第二章
イタリア・ルネサンス花盛りし頃、彼の生きたフランドル地方の北ブラバンドはホイジンガが描き出した『中世の秋』そのものの世界であった。(注9)
イタリア・ルネサンス花盛りし頃、彼の生きたフランドル地方の北ブラバンドはホイジンガが描き出した『中世の秋』そのものの世界であった。(注9)
人々は、光と闇、静けさと騒がしさの極端な対照の中に生き、不安定な気分は激情の奔流となって時代を駆け巡った。世は干し草の山、だれでもできるだけつかみとる、というのは、フランドルの諺だが、貪欲さが最も罪とされた時代にあって、『痴愚神礼賛』を記して教会、そして人間社会の愚かさ、貪欲さを嘲笑したエラスムス(注10) ほどには、ボスはシニカルにはなれなかった。嘲笑は憤りより、一層深刻であり、そこにはある種の諦念が感じられる。しかし、彼の絵からは、憤りも、真の意味での嘲笑も見出せない。澁澤氏が感じたように彼の絵から愚かさへの、そして愚かさに溺れる人々への同情、あるいは共感のようなものが垣間見られるのならば、彼は貪欲さを、そして愚かさを嘲笑はしきれなかったのであろう。彼は愚かさと貪欲さを自らの内にあるものと認めた上で、その部分から自らを切り離していようとしているようだ。彼の絵に表れるもの、それは厭世的気分でも楽観的な希望でもなく、彼にとっては、ただそこにあるものであった。(注11)
《放蕩息子》と祭壇画 《干し草の車》の外翼パネル《人生行路》 この2つの絵に登場する人物には数多くの共通点が見られる、あるいは同一人物であると見ることも可能であろう。この人物が、その生涯において肖像画を一枚も描かなかったボスの自画像であると主張する人もいるが、それは定かではない。しかし画家が、ある共感を込めて、この人物を描いたであろうことは、想像に難くない。2つの絵の背景は異なるが、2人とも罪と誘惑の最中を通りながら、自らは救済する力を持たず、自らが誘惑に呑み込まれることもないということでは一致している。(注12) ここにおいて、我々は、1つの座標軸を得たようだ。つまり、絵に書かれているものが何であろうとも、そこには、それとは無関係な精神が存在し得るということである。
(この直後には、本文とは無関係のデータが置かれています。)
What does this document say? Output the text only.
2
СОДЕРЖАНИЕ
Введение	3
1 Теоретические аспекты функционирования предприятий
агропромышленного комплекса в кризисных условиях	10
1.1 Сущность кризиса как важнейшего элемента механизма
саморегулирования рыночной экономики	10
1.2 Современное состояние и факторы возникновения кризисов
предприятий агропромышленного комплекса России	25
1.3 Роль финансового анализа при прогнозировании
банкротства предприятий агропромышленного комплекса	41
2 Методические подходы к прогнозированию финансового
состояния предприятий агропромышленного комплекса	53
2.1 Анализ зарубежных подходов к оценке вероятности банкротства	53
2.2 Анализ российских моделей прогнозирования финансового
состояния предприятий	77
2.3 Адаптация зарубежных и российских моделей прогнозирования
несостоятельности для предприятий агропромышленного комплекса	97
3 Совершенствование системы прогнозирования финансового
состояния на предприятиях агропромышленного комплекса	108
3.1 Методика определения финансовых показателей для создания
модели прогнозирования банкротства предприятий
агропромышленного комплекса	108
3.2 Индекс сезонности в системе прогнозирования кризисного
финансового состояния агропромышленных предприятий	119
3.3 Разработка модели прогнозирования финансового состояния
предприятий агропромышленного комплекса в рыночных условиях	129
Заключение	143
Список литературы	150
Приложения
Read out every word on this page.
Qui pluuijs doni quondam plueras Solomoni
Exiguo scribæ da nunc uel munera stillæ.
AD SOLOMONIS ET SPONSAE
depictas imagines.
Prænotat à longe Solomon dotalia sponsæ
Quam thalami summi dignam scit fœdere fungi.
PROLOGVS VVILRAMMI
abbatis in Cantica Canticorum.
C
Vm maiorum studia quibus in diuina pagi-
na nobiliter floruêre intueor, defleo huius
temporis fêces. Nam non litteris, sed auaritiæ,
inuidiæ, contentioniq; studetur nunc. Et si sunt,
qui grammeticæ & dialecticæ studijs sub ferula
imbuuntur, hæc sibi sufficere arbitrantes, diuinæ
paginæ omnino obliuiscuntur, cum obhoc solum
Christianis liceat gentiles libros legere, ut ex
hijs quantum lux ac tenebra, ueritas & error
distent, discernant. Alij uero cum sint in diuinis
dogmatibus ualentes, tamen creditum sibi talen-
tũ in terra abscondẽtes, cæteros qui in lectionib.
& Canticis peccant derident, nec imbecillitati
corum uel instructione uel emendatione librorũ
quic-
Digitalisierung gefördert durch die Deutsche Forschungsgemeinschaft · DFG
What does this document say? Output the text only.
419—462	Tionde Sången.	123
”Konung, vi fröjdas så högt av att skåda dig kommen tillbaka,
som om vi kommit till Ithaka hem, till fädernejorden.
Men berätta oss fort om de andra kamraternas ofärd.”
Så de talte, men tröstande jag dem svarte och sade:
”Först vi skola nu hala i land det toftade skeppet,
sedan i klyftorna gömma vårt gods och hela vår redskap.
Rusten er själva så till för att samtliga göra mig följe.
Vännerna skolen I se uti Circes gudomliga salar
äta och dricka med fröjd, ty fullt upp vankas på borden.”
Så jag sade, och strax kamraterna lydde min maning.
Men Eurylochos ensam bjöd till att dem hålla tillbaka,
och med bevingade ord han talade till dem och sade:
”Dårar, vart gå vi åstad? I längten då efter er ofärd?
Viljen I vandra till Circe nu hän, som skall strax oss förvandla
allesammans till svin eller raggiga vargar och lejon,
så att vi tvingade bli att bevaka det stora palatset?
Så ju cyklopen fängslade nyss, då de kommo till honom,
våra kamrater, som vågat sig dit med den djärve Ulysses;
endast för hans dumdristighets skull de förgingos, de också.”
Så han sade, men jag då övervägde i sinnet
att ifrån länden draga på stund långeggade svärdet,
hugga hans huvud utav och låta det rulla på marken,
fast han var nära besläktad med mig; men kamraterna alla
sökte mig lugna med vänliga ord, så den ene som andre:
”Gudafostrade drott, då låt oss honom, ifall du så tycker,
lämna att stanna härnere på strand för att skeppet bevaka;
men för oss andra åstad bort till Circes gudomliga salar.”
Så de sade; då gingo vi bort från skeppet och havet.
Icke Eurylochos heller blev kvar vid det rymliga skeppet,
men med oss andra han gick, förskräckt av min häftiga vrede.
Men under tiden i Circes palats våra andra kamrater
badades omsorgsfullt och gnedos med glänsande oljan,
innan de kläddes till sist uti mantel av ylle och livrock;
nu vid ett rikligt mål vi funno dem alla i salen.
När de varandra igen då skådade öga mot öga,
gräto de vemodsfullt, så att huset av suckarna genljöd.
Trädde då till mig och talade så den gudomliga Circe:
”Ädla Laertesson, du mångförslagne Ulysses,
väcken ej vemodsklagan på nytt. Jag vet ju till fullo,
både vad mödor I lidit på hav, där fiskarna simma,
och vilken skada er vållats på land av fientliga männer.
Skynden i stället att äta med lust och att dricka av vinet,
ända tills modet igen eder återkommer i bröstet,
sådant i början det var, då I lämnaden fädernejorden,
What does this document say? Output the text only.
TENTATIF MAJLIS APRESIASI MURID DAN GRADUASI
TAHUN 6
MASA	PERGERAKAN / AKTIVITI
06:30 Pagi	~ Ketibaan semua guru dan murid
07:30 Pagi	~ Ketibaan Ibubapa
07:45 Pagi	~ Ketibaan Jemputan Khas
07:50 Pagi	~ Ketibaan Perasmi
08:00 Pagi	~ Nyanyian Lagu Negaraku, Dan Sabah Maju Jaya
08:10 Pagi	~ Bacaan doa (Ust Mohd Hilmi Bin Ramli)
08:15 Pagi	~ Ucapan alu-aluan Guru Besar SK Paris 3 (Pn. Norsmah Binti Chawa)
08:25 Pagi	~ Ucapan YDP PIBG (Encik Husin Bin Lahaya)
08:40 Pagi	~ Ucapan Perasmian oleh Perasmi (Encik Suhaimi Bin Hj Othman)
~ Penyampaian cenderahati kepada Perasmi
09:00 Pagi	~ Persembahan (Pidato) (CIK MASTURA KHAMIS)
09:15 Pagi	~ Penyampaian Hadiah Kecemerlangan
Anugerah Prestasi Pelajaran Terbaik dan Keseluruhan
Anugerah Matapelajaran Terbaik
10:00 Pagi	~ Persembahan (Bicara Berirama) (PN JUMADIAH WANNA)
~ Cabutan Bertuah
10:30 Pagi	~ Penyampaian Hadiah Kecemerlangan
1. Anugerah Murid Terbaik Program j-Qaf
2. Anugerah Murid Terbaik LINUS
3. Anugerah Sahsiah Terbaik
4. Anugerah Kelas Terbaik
彼が好んで描いた主題に、彼の父と同じ名を持つ聖人、アントニウス、そして彼自身と同じ名を持つ聖人、ヒエロニムスがいる。中世の秋を駆け巡った激情の奔流の只中で、精神だけは、その渦から切り離していようとした彼の描く聖人は、ただひたすらに耐え忍ぶ聖人だ。その無表情さの裏には、あまりにも純粋で高潔な精神が潜んでいるようだ。この世の罪悪を謳い上げる悪魔たちにさらわれ、誘惑され、あるいは虐げられる絵の中で、聖人たちはあまりにも無力である。しかしそれでも揺り動かされることの無かった精神は、筆者の心を打つ。これらの聖人たちの無表情さを眺めていると、彼が描いた悪魔的な図像は、悪魔を描くこと自体が目的なのではなく、悪魔に囲まれても揺らぐことがない精神を描くことが目的だったのではないか、そう思えてならない。中世の激しい情動の中で彼は生きた。そしてその激しい渦の中で、彼は高潔な精神の存在を人々に訴えかけた。魑魅魍魎の向こうへ目をやるならば、そこには秋を迎えた中世の、彼が愛した北ブラバントの田園風景が静かに広がっている。